My contention is that these words and actions exist. What we must do as responsible people is learn how and why they do, and perhaps learn better things to do instead. It isn't always necessary to drop f-bombs to get the point across, sometimes it helps though. I often recall a good line from Malcolm X at this point where Baines says "A man curses because he doesn't have the words to say what's on his mind." And I believe this is almost always true, though sometimes these words perfectly capture what is on someone's mind in a universally understood way. Teenagers (and others) seem to want to use such language anyway, so why not show how and when it is used to best effect? That would be a useful practice of regulation. It isn't prudent to pretend that these words and deeds do not exist, but rather that they do but aren't necessarily the best means available.

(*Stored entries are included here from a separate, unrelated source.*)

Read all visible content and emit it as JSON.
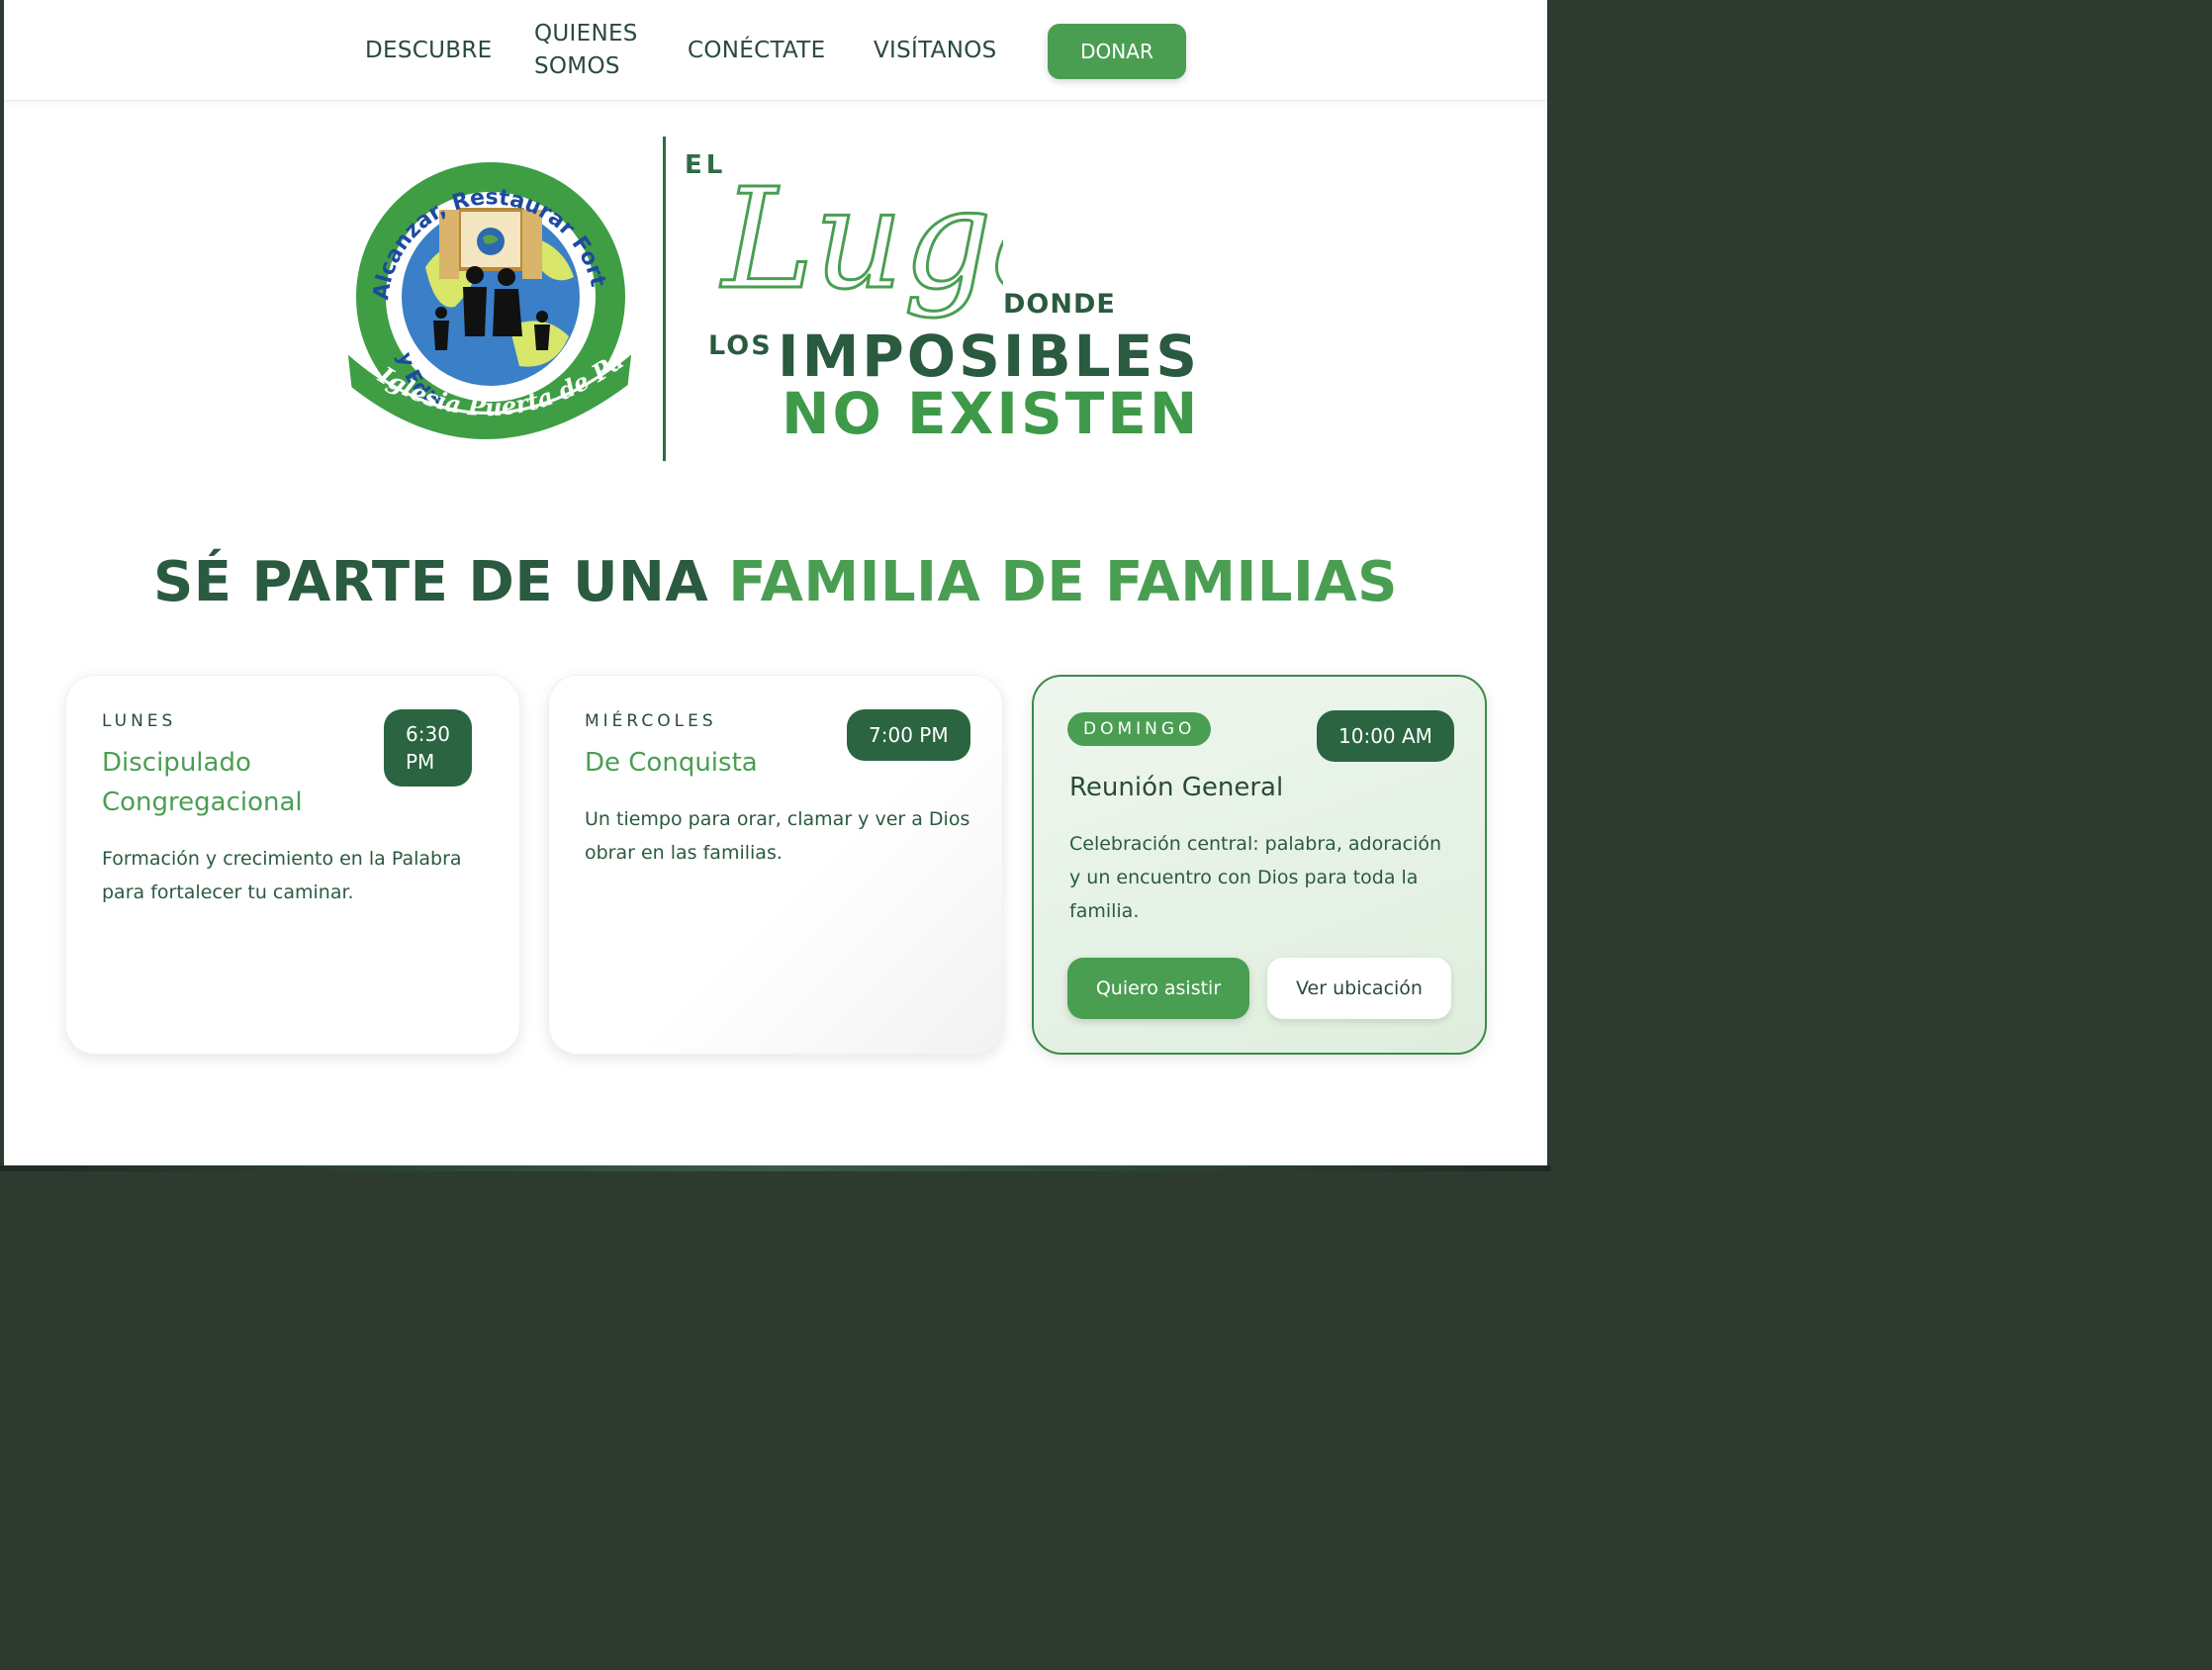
{
  "nav": {
    "items": [
      {
        "label": "DESCUBRE"
      },
      {
        "label": "QUIENES SOMOS",
        "line1": "QUIENES",
        "line2": "SOMOS"
      },
      {
        "label": "CONÉCTATE"
      },
      {
        "label": "VISÍTANOS"
      }
    ],
    "donate_label": "DONAR"
  },
  "logo": {
    "text_top": "Alcanzar, Restaurar Fortalecer",
    "text_bottom": "y Edificar Familias",
    "ribbon": "Iglesia Puerta de Paz"
  },
  "hero": {
    "el": "EL",
    "lugar": "Lugar",
    "donde": "DONDE",
    "los": "LOS",
    "imposibles": "IMPOSIBLES",
    "no_existen": "NO EXISTEN"
  },
  "headline": {
    "part1": "SÉ PARTE DE UNA ",
    "part2": "FAMILIA DE FAMILIAS"
  },
  "cards": [
    {
      "day": "LUNES",
      "time": "6:30 PM",
      "time_line1": "6:30",
      "time_line2": "PM",
      "title": "Discipulado Congregacional",
      "title_line1": "Discipulado",
      "title_line2": "Congregacional",
      "description": "Formación y crecimiento en la Palabra para fortalecer tu caminar.",
      "desc_line1": "Formación y crecimiento en la Palabra",
      "desc_line2": "para fortalecer tu caminar."
    },
    {
      "day": "MIÉRCOLES",
      "time": "7:00 PM",
      "title": "De Conquista",
      "description": "Un tiempo para orar, clamar y ver a Dios obrar en las familias.",
      "desc_line1": "Un tiempo para orar, clamar y ver a Dios",
      "desc_line2": "obrar en las familias."
    },
    {
      "day": "DOMINGO",
      "time": "10:00 AM",
      "title": "Reunión General",
      "description": "Celebración central: palabra, adoración y un encuentro con Dios para toda la familia.",
      "desc_line1": "Celebración central: palabra, adoración",
      "desc_line2": "y un encuentro con Dios para toda la",
      "desc_line3": "familia.",
      "primary_button": "Quiero asistir",
      "secondary_button": "Ver ubicación"
    }
  ],
  "colors": {
    "brand_green": "#4a9e52",
    "dark_green": "#2a6440",
    "text_dark": "#2a4a39"
  }
}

The final beef with censorship is that the TV, radio, and Internet have a built in parental control. It's called changing the channel. Radios have dials or buttons, TV has a big button on the remote and the net, well.. it doesn't really have anything. I guess you could use filters, but every kid who has grown up around computers knows how to bypass those. There was some talk of putting porn or other similar material into a seperate domain (like .com, .org) called .xxx. But since that would legitimize a multi-billion dollar industry based on sex and thus offend religious uptight people, that got canned. Even though it was designed to protect those religious uptight people from so-called objectionable material. In any other arena, people can make choices and choose to ignore material that they do not want to expose children or themselves to. I still think this is the most sensible form of censorship available. Even if something slips by once in a while, having adult conversations with children shouldn't be something we're adverse to. Maybe if they're treated like adults once in a while, they'll grow up faster and stop acting like spoiled brats who scream in restaurants and shopping centers. Or not.